At, say, a quarter to nine, the record store employees arrived, and we all started getting out of our cars to form a line outside the building. What counts is, we formed the line in the order we had arrived. We were a crowd of honest metal fans. The Omni sleepers obviously were first, we were next, and a guy we had dubbed Klondike Mike due to his knee-high furry boots was after us. Then a bunch of regular metal guys. I think all told there were only about five or six cars, with a total of maybe ten people. But we were going to get good seats due to persistence. Oh, and the computer system that would scientifically determine which seats were the best for us.

They let us into the store, they punched in our request, and we ended up with seats in the fourteenth row. Pret-ty sweet, Milhouse. I'm gonna see Anthrax! I'm gonna see Anthrax! And it was warm out! Life doesn't get any better than that. It was the first and only time I camped for tickets. Sure, I showed up at six in the morning for Queensrÿche tickets, but it was April, so I stood in a line for three hours. That's standing, not camping.

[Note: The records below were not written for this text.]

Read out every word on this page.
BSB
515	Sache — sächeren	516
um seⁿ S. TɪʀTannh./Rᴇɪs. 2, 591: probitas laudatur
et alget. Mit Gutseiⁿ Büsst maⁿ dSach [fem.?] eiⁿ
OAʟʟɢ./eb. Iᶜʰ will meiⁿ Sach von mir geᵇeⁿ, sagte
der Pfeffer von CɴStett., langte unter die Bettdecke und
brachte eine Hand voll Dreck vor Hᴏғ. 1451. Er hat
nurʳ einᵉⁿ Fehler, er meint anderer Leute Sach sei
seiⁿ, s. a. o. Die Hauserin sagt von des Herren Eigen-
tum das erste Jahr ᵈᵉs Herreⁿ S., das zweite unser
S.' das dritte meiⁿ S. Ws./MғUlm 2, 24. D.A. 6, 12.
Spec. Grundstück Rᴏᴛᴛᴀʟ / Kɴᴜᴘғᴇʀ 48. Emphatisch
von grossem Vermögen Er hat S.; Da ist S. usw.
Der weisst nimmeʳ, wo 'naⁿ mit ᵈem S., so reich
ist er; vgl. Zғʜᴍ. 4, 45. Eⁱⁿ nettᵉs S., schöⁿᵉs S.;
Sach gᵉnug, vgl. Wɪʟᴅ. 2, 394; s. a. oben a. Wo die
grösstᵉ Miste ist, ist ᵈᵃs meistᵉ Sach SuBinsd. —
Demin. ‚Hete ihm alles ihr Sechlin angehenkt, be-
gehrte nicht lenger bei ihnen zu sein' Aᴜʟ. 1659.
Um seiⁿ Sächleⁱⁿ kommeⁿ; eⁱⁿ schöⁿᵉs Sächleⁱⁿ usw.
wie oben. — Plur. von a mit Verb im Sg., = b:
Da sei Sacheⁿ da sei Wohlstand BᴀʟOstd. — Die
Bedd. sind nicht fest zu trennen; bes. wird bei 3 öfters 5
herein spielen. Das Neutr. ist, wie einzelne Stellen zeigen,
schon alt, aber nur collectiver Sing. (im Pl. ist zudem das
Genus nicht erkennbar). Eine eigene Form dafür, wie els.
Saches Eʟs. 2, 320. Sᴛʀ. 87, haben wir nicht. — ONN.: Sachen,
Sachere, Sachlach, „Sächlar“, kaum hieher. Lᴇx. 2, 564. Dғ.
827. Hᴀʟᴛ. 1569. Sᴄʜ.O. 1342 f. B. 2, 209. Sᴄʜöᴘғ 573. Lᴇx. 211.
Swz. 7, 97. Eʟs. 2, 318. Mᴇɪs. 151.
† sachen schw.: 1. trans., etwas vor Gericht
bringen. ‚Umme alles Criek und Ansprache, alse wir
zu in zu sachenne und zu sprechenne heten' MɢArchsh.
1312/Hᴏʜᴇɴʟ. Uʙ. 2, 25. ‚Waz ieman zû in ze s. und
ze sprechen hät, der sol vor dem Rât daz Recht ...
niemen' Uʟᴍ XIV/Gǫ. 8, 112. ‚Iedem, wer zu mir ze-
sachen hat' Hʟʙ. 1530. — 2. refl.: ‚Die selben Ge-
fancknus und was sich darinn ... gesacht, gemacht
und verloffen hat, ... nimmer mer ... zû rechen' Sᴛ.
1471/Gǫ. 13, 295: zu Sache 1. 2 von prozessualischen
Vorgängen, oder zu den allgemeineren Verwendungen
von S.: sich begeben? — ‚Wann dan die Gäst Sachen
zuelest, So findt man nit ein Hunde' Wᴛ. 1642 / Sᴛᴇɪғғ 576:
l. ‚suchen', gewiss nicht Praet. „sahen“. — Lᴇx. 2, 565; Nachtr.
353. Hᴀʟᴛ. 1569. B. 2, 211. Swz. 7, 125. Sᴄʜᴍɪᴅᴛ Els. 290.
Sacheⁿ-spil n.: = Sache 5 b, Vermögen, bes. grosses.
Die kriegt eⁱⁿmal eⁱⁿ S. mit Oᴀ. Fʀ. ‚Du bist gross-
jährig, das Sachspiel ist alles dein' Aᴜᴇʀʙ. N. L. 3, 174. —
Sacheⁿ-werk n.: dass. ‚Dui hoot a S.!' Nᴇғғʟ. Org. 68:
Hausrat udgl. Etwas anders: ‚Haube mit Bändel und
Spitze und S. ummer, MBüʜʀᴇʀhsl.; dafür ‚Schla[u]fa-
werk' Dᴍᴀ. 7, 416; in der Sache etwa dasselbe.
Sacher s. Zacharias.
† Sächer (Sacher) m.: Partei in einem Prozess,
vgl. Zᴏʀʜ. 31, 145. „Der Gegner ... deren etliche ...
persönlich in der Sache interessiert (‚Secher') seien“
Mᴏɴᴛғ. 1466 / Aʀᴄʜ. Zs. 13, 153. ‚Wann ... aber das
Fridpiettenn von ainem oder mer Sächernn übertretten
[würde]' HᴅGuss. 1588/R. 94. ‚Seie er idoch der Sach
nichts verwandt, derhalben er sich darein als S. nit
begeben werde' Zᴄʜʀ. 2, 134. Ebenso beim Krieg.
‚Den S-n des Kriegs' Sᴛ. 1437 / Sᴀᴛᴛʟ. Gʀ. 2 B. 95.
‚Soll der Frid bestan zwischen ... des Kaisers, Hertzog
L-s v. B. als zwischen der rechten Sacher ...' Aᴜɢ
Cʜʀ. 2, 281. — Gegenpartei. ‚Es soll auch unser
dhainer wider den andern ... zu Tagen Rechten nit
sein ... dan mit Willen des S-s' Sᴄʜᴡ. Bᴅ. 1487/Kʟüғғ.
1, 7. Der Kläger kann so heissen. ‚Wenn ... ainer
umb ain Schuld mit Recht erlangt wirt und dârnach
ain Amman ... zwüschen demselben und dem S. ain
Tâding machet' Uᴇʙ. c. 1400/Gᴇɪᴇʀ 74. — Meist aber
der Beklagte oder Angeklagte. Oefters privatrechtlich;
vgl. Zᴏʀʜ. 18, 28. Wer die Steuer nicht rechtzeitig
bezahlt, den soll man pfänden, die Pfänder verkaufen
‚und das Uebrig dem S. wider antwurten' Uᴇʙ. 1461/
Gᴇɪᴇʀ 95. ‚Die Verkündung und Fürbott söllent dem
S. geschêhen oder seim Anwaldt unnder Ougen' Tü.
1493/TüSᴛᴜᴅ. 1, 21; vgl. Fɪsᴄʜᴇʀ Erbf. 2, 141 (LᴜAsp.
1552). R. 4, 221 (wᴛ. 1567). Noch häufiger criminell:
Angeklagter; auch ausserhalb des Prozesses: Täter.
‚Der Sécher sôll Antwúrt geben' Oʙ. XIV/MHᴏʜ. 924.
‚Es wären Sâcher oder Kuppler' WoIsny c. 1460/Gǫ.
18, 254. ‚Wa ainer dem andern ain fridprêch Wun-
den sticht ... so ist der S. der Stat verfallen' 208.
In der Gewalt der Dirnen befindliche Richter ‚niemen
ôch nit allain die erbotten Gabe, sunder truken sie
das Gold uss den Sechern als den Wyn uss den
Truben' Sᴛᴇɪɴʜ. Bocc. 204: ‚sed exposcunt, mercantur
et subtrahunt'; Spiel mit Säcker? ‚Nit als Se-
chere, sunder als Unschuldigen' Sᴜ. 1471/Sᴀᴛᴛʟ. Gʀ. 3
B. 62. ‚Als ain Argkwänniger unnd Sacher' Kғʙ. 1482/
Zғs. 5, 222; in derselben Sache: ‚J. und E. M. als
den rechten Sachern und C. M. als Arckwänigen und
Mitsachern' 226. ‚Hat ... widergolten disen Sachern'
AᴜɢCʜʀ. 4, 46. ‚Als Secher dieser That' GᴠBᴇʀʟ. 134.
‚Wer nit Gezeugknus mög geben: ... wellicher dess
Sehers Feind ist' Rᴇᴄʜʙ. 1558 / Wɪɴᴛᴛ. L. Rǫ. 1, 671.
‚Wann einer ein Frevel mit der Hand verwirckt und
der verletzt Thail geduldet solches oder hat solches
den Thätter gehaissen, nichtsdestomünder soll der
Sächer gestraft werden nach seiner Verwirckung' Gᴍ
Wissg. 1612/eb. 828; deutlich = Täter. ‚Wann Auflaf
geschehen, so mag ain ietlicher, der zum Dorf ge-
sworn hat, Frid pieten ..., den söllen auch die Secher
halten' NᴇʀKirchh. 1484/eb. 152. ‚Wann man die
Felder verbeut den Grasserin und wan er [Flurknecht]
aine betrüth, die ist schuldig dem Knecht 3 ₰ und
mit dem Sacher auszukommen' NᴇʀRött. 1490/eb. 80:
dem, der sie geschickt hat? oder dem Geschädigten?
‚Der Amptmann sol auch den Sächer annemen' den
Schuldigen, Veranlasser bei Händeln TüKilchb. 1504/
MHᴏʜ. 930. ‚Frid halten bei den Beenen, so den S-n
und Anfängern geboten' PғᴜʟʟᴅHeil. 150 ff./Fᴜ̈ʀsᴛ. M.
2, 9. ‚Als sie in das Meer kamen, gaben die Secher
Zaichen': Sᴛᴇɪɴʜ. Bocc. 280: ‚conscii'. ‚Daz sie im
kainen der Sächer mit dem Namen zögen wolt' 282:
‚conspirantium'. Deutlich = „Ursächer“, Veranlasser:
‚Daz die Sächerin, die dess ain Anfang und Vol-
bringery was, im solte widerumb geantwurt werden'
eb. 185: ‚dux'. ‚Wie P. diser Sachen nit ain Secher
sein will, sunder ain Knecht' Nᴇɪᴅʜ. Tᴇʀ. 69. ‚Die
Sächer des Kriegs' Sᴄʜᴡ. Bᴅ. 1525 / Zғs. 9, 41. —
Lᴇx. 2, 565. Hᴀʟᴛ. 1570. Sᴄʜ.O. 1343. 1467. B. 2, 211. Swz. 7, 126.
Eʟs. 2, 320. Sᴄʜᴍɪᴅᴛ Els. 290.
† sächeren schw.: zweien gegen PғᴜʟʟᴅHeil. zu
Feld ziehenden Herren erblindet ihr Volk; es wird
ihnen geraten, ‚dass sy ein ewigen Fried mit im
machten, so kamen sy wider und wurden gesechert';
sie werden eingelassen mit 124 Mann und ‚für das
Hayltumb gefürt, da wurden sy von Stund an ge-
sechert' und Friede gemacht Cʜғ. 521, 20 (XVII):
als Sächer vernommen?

And very soon after that, the rules changed. A lottery system was put into place. No longer did it matter what time you showed up, they handed out wristbands that determined your place in line. So if you showed up at midnight, and someone else showed up at nine in the morning, you both had equal chances. What? Why? That's not rock and roll. That's some sort of creepy system designed to level the playing field. Why? I could just cry that is so wrong. An essential part of the rock and roll experience is sitting huddled in your car or on a sidewalk, because you love a band. You suffer for their art! Your reward is being that really happy fan in the front row. The lottery system allows for no human elements to come into play.

A few years ago, they put ticket outlets into some of our local supermarkets. Handsome Jeff was very distraught about that. "I should not be able to buy a gallon of milk and a Black Sabbath ticket in the same store!" That was the final straw for me too. I no longer bother with tickets the day they go on sale. I just wander up to the box office about half an hour before showtime on the day of the concert, and take whatever seat they have for me. That also cuts down on the mysterious ticket fees. Every time I am forced to do that, I get all sad remembering the days when you could camp out and be properly rewarded for your gumption as a fan, although I don't really go to that many arena shows any more, I just like to complain.

But you won't catch me complaining about the weather, because thanks to a fond memory from a Friday in 1991, I know that warm weather is coming. I also know that soon after, the song Tailgunner will be going through my head, because I wouldn't even know about the February warm snap if it wasn't for Iron Maiden.